Zurich drive-in brothel “sex-boxes” hailed a success.
It’s been a year since Zurich, Switzerland, installed drive-in “sex-boxes” to improve safety for sex workers, and now authorities are hailing the program as a success.
Attracted by the prospect of on-site social workers and security (and no pimps), prostitutes agreed to relocate from a popular strip in downtown Zurich to the wooden, car-sized boxes just outside the city. Onsite amenities include a panic button in each “box,” laundry, showers and a cafe, the Agence France-Presse reports.
On average, 15 prostitutes can be found working nightly at the publicly funded sex boxes, where clients — who must be alone — drive in, cruise the facility and select a sex worker, who then gets in the car and has the client park in one of the monitored boxes.
“The new regulation of street prostitution has attained its objectives of protecting the population and the sex workers,” the city said in a statement.
Social services said that, as well as protecting sex workers, few neighbours were bothered by the comings and goings at the drive-in, in the Altstetten district.
No increase in street walkers had been noticed in the two other districts of the city where prostitution was tolerated, they said.
“The first year of the service has been positive,” Zurich social services said.
How the drive in brothels in Switzerland are used
Customers will “drive up one at a time along a lane reminiscent of fast-food drive-thrus” between the hours of 7pm and 5am, according to Meritall Mir of GlobalPost.
“Along the way, they’ll negotiate fees and services with one of up to 40 sex workers,” Mir continues. “Once an agreement is reached, they’ll join the prostitutes in a car-wash style box to complete the transaction.”
The prostitutes themselves use a ticketing machine to pay a “stand fee” for the brothel’s facilities.
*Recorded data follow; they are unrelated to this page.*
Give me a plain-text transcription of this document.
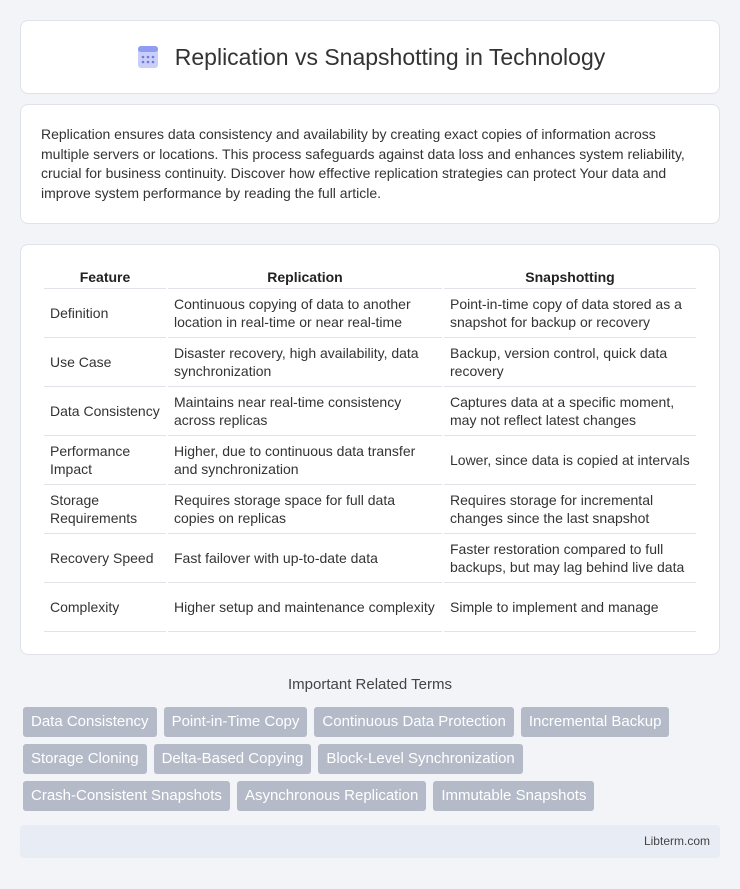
Replication vs Snapshotting in Technology

Replication ensures data consistency and availability by creating exact copies of information across multiple servers or locations. This process safeguards against data loss and enhances system reliability, crucial for business continuity. Discover how effective replication strategies can protect Your data and improve system performance by reading the full article.

Feature	Replication	Snapshotting
Definition	Continuous copying of data to another location in real-time or near real-time	Point-in-time copy of data stored as a snapshot for backup or recovery
Use Case	Disaster recovery, high availability, data synchronization	Backup, version control, quick data recovery
Data Consistency	Maintains near real-time consistency across replicas	Captures data at a specific moment, may not reflect latest changes
Performance Impact	Higher, due to continuous data transfer and synchronization	Lower, since data is copied at intervals
Storage Requirements	Requires storage space for full data copies on replicas	Requires storage for incremental changes since the last snapshot
Recovery Speed	Fast failover with up-to-date data	Faster restoration compared to full backups, but may lag behind live data
Complexity	Higher setup and maintenance complexity	Simple to implement and manage
Important Related Terms
Data Consistency	Point-in-Time Copy	Continuous Data Protection	Incremental Backup
Storage Cloning	Delta-Based Copying	Block-Level Synchronization
Crash-Consistent Snapshots	Asynchronous Replication	Immutable Snapshots
Libterm.com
They pay this at a ticketing machine.
The customer and the prostitute then drive to a covered area where they complete the transaction.”
There are a variety of rules to keep the situation at the “sex boxes” safe and sanitary. These are explained in the sign.
However, the authorities admit that not everyone is happy.
Some sex workers complain that their earnings have fallen and that they are too far from city-centre bars and nightclubs.
And running the drive-in – which has cost around €2m (£1.59m) to set up – has proved more expensive than originally thought.